Really know what services are running on your network.

You should really be aware of any incoming IP packets. Each externally addressable (and accessible) service provides a means for someone to get into your site.

Make sure you really need to run that externally accessible service on your network.

It is pretty rare that customer's intend to run ftp sites.

Don't "throw" test boxes outside the firewall or install services haphazardly on servers.
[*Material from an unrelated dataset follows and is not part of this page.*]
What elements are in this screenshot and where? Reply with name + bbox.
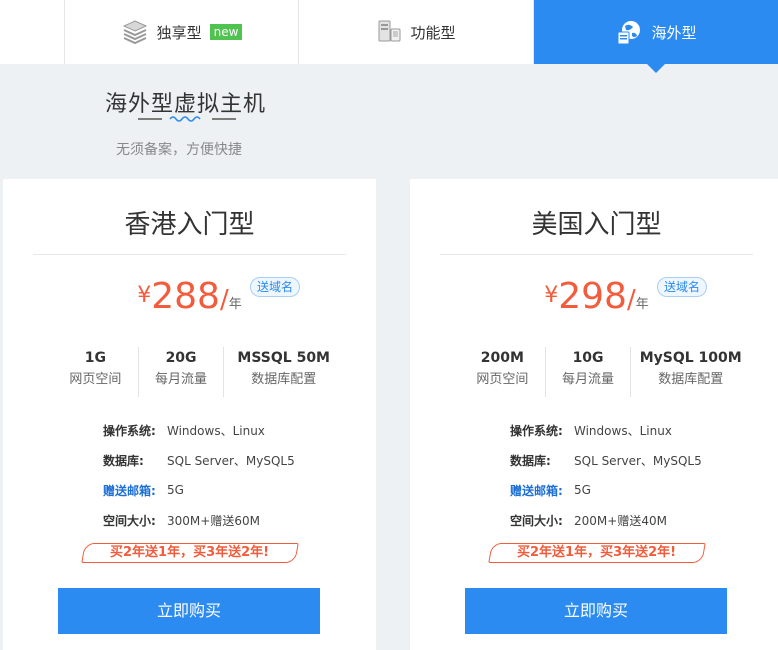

Some companies want to test out a new application but don't want to go through setting things up on a firewall just of their little quick test. These things almost are never really quick and the boxes seem to stick around. Pretty soon they are forgotten. Very frequently a box thrown on the network to trial software is NOT properly secured.

It is not unusual for people to install services (or simply fire up existing services) on a server for temporary reason. It is very common, for instance, when someone needs a very large file that can't be emailed for the IT department to simply fire up the ftp server on the Exchange box.

Bad things happen when you take steps to provide a quick solution for a problem that involves going outside your usual procedures. In the above instance, the service should have been deactivated when the need for it was no longer there.

Know Your Services - Configure them properly

Make sure that you know the service you are configuring. Particularly in a Microsoft environment, where the basic mechanics of running services make it easy for someone with little knowledge of the service to run it, you need to go back and make sure things are configured correctly.